Jaheira essaya de rassembler ses esprits. Elle avait la tête qui tournait et demeurait incapable de se concentrer. Sous son sein gauche, le silmaril continuait de lui lacérer les chairs et elle sentait son esprit partir. Par chance, les uruk n'avaient nullement remarqué son trouble et avait attribué sa douleur à une banale blessure. Elle ne pouvait révéler la possession du silmaril, tout ce qu'elle devait faire à présent, c'était gagner du temps. Thranduil saurait trouver une stratégie.
Malgré la flèche qui lui traversait la jambe, la jeune femme réussit péniblement à se redresser et arriva finalement à ouvrir les yeux. Elle se découvrit seule, isolée de tous, désarmée, côté ennemi, encerclée d'uruk, prêts à l'exécuter. Il était vital pour elle d'user de prudence : le silmaril lui puisait tant d'énergie qu'elle était désormais incapable de soigner la plus petite des plaies de son corps meurtri, et se transformer en ent lui était impossible, bien que cela l'aurait sorti de cette délicate situation avec facilité, elle demeurait immobilisée par la pierre qui aspirait en elle toute sa puissance d'auto-guérison.
Cela faisait des années qu'elle n'avait pas autant souffert et la douleur lui monta au crâne avec une pression insupportable. Jaheira réussit non sans peine à se tenir debout sous le regard soutenu des trois seigneurs elfes qui se rassurèrent de la constater en vie, même en si piteux état.

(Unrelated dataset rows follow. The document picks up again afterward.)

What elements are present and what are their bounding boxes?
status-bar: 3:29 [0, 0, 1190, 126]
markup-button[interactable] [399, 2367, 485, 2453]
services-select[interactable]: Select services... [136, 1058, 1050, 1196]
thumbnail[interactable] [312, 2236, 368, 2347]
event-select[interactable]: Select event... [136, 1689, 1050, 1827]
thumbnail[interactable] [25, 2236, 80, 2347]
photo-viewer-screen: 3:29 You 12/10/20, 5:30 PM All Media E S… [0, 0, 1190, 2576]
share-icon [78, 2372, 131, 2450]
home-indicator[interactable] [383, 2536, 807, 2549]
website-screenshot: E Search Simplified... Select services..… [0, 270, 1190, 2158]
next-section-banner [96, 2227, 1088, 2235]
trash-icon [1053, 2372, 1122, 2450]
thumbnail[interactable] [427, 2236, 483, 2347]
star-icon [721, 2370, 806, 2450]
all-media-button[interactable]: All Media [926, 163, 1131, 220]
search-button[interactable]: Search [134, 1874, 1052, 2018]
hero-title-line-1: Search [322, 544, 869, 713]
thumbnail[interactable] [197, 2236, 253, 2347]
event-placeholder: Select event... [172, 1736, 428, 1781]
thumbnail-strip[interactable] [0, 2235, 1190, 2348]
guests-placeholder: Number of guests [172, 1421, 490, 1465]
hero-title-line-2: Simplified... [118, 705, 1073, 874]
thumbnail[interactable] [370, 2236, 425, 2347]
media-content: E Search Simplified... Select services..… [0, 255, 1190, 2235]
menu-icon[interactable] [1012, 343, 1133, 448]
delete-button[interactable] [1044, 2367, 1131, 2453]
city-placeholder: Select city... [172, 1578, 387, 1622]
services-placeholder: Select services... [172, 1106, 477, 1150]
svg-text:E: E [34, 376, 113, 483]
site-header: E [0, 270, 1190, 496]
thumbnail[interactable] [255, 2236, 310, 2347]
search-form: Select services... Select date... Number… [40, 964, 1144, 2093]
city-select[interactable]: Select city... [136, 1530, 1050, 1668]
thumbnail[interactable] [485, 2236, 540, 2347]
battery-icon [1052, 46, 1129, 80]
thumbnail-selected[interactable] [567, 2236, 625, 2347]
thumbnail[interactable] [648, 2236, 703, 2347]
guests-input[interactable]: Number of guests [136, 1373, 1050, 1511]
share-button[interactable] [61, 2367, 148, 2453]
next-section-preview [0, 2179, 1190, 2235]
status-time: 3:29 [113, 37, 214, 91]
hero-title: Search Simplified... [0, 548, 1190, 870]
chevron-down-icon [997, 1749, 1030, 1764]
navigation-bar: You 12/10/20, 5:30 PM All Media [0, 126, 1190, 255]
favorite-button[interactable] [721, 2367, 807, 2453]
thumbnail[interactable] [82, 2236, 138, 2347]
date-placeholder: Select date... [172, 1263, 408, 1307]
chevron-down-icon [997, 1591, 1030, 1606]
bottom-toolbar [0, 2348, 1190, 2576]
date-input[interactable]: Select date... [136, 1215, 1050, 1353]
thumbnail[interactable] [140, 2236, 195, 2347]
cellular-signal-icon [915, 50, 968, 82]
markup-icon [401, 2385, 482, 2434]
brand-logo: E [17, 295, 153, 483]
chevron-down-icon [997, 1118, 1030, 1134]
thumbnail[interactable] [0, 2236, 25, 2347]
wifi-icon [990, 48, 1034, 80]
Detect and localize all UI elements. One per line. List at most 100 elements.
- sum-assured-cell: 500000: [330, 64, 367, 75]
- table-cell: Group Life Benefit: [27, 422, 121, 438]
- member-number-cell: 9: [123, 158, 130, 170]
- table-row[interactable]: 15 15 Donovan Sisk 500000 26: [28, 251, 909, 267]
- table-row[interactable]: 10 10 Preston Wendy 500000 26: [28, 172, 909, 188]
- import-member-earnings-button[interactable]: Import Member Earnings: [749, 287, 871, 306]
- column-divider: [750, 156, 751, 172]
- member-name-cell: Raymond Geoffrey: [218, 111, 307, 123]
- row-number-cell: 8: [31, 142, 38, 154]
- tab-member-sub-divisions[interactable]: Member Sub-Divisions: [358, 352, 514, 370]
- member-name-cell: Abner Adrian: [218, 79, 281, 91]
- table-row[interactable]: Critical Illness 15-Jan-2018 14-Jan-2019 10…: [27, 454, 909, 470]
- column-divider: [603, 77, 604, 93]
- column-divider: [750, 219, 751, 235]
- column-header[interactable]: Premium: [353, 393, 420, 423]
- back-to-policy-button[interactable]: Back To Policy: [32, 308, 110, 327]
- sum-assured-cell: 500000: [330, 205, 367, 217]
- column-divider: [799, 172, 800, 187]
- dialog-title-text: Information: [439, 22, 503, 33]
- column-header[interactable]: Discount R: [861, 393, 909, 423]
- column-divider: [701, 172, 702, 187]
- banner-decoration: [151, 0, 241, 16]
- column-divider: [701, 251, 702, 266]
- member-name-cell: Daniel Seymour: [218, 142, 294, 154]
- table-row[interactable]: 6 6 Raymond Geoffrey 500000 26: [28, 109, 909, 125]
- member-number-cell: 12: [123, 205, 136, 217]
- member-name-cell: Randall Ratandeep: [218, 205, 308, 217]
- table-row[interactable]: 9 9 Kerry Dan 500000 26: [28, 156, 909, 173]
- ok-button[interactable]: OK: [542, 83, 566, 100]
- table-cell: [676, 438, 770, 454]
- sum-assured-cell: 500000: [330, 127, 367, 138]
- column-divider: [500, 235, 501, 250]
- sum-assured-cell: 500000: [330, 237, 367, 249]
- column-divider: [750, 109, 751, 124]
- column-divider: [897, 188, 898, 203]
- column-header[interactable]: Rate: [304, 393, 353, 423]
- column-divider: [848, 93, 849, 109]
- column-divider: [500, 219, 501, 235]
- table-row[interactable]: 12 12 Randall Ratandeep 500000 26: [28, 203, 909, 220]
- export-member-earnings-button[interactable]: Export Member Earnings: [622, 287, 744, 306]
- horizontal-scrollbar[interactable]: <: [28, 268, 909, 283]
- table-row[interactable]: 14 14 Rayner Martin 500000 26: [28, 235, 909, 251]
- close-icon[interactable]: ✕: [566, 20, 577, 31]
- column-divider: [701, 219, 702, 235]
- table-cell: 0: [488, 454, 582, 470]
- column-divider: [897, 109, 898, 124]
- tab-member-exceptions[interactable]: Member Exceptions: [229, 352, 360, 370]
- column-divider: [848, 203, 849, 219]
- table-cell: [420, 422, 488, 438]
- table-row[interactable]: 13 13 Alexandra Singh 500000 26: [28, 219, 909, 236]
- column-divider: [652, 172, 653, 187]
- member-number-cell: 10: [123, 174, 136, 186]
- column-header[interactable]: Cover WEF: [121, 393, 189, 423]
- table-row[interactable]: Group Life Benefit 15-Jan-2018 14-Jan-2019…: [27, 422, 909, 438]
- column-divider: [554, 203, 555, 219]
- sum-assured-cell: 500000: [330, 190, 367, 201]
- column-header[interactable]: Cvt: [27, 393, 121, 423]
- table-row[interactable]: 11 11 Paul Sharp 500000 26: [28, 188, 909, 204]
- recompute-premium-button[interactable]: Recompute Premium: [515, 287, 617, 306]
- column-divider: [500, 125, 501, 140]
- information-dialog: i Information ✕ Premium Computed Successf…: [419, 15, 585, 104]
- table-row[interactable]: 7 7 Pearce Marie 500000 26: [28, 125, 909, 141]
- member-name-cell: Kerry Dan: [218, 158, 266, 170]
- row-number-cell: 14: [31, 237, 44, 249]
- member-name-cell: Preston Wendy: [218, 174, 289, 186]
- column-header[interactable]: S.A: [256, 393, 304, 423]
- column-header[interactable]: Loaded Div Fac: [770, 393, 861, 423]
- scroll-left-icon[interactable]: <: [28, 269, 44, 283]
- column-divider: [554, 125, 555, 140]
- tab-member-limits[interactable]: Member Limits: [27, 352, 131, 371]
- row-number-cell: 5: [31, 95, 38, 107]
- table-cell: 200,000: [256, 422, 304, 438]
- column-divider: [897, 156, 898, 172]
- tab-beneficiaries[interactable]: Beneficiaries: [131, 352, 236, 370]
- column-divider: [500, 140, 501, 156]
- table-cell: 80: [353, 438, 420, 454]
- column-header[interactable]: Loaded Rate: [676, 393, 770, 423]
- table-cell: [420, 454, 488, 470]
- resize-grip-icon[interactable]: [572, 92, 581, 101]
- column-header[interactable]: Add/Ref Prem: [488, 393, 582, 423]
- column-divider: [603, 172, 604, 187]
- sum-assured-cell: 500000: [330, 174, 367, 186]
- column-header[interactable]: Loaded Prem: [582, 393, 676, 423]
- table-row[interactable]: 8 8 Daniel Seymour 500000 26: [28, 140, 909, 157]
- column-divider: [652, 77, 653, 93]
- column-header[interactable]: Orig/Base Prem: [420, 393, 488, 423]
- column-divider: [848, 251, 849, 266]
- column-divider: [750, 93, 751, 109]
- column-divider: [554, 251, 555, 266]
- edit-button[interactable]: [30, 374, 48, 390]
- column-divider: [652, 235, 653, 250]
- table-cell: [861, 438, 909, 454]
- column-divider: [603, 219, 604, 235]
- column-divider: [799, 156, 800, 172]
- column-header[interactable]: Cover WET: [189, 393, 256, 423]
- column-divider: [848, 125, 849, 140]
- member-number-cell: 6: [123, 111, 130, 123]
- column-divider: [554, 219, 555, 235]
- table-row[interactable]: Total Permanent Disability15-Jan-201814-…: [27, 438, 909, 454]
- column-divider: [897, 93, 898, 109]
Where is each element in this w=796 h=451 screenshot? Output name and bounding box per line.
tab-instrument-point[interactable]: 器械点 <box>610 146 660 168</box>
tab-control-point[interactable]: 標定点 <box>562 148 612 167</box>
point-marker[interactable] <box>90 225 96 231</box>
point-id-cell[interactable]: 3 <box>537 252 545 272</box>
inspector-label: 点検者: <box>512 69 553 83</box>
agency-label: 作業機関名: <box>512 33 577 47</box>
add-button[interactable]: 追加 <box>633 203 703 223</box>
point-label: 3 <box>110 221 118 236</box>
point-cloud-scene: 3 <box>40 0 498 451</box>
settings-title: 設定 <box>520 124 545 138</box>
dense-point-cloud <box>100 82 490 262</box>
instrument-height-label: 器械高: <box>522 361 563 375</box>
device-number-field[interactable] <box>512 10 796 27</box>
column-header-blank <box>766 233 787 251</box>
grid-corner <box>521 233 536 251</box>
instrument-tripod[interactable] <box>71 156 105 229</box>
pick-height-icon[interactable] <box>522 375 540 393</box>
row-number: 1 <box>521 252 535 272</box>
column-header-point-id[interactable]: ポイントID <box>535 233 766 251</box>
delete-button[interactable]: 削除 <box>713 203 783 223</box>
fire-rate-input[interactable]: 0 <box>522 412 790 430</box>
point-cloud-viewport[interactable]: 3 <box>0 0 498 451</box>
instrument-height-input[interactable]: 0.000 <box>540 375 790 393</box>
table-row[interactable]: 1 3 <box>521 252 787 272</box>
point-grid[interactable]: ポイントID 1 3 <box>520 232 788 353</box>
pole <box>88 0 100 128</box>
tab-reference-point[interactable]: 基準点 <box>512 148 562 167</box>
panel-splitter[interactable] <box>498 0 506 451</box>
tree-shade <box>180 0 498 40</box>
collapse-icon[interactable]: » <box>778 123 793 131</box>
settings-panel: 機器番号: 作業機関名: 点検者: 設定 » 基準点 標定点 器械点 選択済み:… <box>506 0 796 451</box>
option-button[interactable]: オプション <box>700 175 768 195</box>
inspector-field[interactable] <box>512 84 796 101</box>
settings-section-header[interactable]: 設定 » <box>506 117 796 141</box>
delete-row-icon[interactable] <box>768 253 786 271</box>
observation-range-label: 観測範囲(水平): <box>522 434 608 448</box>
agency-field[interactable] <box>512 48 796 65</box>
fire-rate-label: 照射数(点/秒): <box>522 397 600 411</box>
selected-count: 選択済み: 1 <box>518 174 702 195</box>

Une fois debout, et dans un équilibre précoce, Jaheira voulut s'essuyer les yeux injectés de sang mais découvrit ses mains enchainées au-dessus de sa tête avec de lourds maillons rouillés. Elle cracha le sang argent qui lui inondait la bouche et s'adressa à l'uruk avec autorité :
- Je suis Jaheira, reine de Fangorn et gardienne des ents. Quoi qu'il advienne, tu vas mourir aujourd'hui. Par ma vie ou par ma mort, jamais les ents ne te suivront, assura-t-elle avec calme.
L'uruk l'écouta sans réaction. Il s'approcha d'elle et soutint son regard. Puis, après un instant d'hésitation, lui assigna un violent coup de tête qui la fit tomber face à lui. Cette fois, elle ne réussit pas à se relever, le choc l'avait forcé à se gainer, ce qui avait fait pression sur la gemme. Sonnée, elle fut doublement abbattue à cause du silmaril qui réagit tout aussi vivement. L'esprit divaguant, consumée de douleur, Jaheira resta au sol, luttant contre ses démons.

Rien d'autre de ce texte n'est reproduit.